Clem started at them. “But you don’t like it here,” he urged. “They’re mean to you. You don’t get enough to eat.”
“We’re only Aid children,” Tim said. “If we went somewheres else it would be just like it is here.”
“You wouldn’t be Aid children,” Clem declared. “I’d fix things.”
“We’ll always be Aid children,” Tim repeated. “Once you’re Aid you can’t do nothin’ about it.”
Clem was suddenly angry. “Then I’ll leave you here. I’ve made up my mind to go and go I shall. You can tell them when they get home tonight. Say I’ve gone and I’m not coming back ever.

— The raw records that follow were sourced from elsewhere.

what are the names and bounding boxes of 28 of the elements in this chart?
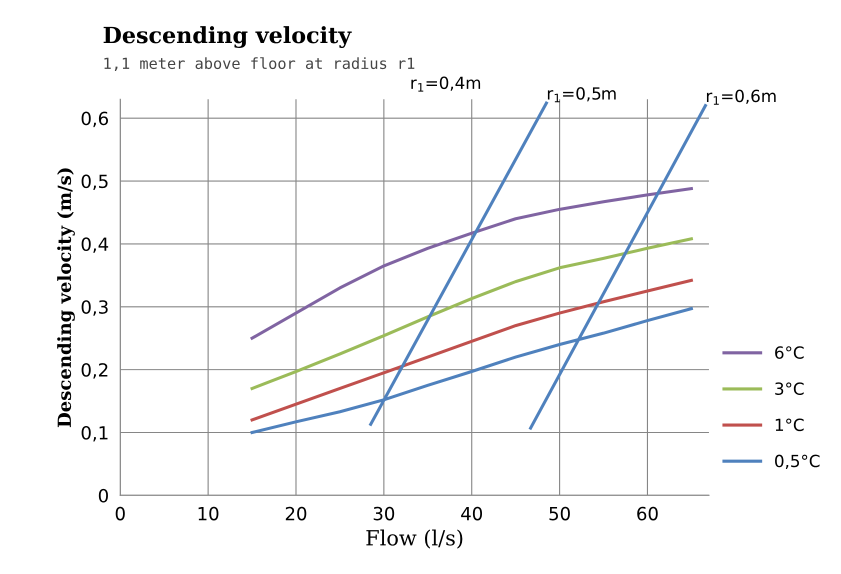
series-label: r$_{1}$=0,6m — [706, 90, 776, 105]
x-tick-label: 20 — [286, 506, 306, 520]
y-tick-label: 0,1 — [82, 426, 108, 442]
chart-title: Descending velocity — [104, 26, 352, 48]
x-tick-label: 40 — [461, 506, 482, 520]
series-label: r$_{1}$=0,5m — [548, 87, 616, 102]
legend-label: 6°C — [775, 346, 804, 359]
x-tick-label: 10 — [198, 506, 218, 520]
text: r$_{1}$=0,4m — [411, 76, 480, 92]
y-tick-label: 0,4 — [82, 237, 108, 253]
y-tick-label: 0,6 — [82, 112, 108, 128]
y-tick-label: 0,5 — [82, 174, 108, 190]
y-tick-label: 0 — [98, 488, 108, 502]
x-axis-title: Flow (l/s) — [366, 530, 462, 549]
legend-label: 3°C — [775, 382, 804, 395]
x-tick-label: 0 — [116, 506, 125, 520]
chart-subtitle: 1,1 meter above floor at radius r1 — [104, 57, 414, 72]
line-series — [250, 237, 693, 390]
legend-label: 0,5°C — [775, 454, 820, 469]
x-tick-label: 30 — [374, 506, 394, 520]
y-tick-label: 0,2 — [82, 363, 108, 379]
line-series — [250, 278, 693, 422]
legend-label: 1°C — [776, 418, 804, 432]
y-axis-title: Descending velocity (m/s) — [57, 168, 75, 428]
x-tick-label: 60 — [637, 506, 658, 520]
x-tick-label: 50 — [549, 506, 570, 520]
line-series — [250, 187, 693, 340]
y-tick-label: 0,3 — [82, 300, 108, 316]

They needn’t look for me.”
They stared at him, Jen’s eyes spilling with tears. “Where you goin’?” Tim asked in a weak voice.
“Back where I came from,” Clem said recklessly. He longed unutterably to get back somehow to Mr. Fong’s house in the familiar streets of Peking, which he had not known he loved. That was impossible, but to leave this house was possible. For the moment anger quenched his conscience. He had given them their chance and they would not take it. He had said he would take the burden of them on his own back, though he was no kin of theirs, and they had refused him even this hard way to his own freedom. Now he would think only of himself.